La chercheuse avance l'exemple des prisons vaudoises, où les salaires varient entre 16 et 33 francs par jour à 100%: «Quand ces personnes sortent, elles n'ont plus rien», affirme-t-elle. «Si elles étaient déjà pauvres, elles le sont encore plus. La prison entretient la pauvreté, qui est à son tour criminogène.»
Sans parler du fait que les prisons suisses sont surpeuplées. Leur taux d'occupation frôle 95%, selon l'OFS. Cela engendre un autre problème: «Il n'y a pas assez de moyens pour assurer la réinsertion sociale des détenus vraiment dangereux», dénonce Louise Hauptmann.
Certains chercheurs estiment que le système pénal suisse vise et punit spécifiquement les personnes pauvres et au statut précaire. Louise Hauptmann y voit plus «le résultat d'une vulnérabilité sociale et économique des personnes concernées que d'une volonté explicite de punir la pauvreté».
«Ces personnes n'ont pas les moyens et les connaissances pour se défendre. Elles sont stigmatisées, ne peuvent pas compter sur la solidarité de la société civile – qui connaît mal leur situation – et ne bénéficient d’aucun lobby pour les défendre», développe-t-elle.
Une meilleure représentation pourrait contribuer à changer les choses. En Allemagne, par exemple, d'anciens prisonniers ont fondé un syndicat il y a une dizaine d'années pour améliorer les conditions de travail des détenus et attirer l’attention du public sur leurs revendications, rappelle le Courrier.

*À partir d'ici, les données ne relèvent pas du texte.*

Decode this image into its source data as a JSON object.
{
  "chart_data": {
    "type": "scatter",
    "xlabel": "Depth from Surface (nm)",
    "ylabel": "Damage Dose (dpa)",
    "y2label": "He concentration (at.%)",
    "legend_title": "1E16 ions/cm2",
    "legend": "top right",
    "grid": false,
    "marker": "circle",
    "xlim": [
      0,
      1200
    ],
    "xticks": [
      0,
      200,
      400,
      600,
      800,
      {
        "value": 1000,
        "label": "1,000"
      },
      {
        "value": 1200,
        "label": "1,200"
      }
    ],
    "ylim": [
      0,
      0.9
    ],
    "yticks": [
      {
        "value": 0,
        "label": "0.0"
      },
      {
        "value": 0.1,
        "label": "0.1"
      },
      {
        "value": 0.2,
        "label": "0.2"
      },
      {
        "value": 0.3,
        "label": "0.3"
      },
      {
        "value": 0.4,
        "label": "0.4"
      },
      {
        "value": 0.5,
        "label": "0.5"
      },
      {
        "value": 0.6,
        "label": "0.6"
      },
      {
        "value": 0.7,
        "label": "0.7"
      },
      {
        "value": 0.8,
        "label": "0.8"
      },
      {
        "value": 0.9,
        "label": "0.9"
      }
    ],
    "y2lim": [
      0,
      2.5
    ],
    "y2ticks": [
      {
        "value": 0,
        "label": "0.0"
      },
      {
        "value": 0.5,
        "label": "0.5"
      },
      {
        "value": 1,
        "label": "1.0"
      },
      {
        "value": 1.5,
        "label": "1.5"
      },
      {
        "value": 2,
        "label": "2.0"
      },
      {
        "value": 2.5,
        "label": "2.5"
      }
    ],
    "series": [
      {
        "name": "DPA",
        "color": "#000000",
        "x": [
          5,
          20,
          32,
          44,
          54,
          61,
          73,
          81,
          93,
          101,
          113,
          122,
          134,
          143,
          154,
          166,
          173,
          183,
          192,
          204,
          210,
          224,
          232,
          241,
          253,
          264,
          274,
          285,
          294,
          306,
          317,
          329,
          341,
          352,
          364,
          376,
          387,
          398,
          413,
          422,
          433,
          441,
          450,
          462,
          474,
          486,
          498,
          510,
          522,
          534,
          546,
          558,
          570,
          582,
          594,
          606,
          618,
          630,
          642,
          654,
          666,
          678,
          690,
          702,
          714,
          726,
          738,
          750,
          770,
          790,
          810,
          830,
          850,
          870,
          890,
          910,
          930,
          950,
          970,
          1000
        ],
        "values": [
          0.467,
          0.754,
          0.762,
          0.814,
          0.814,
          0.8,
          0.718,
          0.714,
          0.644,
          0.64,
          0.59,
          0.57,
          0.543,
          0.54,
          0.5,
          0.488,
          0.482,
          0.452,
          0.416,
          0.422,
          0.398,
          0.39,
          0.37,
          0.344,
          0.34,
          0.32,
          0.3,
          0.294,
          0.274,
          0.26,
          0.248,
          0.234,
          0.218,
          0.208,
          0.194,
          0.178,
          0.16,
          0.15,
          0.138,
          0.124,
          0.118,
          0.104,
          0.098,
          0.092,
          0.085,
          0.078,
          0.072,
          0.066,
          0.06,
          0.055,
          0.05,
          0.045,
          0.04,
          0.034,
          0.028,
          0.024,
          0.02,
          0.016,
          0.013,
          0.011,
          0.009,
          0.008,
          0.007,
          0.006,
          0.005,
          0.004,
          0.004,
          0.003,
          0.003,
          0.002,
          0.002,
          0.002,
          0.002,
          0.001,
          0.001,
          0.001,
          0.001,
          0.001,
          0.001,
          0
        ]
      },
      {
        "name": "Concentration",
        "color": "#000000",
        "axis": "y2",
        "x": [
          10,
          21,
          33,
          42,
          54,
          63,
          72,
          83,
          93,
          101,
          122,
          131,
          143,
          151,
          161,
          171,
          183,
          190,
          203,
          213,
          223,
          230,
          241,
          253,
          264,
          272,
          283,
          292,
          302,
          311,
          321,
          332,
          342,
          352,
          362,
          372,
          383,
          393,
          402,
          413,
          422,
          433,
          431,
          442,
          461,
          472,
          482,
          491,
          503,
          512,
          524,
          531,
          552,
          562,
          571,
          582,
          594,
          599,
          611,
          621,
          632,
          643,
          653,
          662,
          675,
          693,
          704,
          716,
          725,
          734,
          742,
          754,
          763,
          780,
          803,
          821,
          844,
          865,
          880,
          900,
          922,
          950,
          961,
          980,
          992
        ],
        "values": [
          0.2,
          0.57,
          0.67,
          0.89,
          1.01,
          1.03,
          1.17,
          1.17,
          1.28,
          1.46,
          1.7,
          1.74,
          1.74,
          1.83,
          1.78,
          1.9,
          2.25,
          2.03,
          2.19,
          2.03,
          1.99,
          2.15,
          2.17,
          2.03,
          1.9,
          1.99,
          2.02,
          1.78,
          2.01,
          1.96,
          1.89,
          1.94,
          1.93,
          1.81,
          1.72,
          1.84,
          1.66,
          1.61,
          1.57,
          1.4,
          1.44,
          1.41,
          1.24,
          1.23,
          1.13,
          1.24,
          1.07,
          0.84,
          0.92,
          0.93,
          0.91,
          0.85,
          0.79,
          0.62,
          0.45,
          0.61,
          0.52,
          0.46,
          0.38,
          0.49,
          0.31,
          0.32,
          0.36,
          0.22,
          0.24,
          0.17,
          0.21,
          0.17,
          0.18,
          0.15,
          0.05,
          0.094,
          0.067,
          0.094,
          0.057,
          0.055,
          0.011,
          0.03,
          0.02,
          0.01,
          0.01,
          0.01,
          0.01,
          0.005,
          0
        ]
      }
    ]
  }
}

De telles plateformes n'existent pas encore en Suisse, mais des alternatives sont possibles, estime Louise Hauptmann. «Il n'y a pas besoin d'inventer de nouvelles règles, juste d'utiliser les possibilités offertes par le droit pénal, qui n'est pas aussi figé qu'on le croit», avance la chercheuse, qui rappelle que les juges bénéficient d'une certaine marge de manœuvre.
Finalement, une meilleure information pourrait également jouer un rôle. «Je pense qu'il y a un vrai besoin de faire de la sensibilisation pour montrer à la population que la plupart des personnes emprisonnées ne sont pas celles que l'on croit», conclut la chercheuse.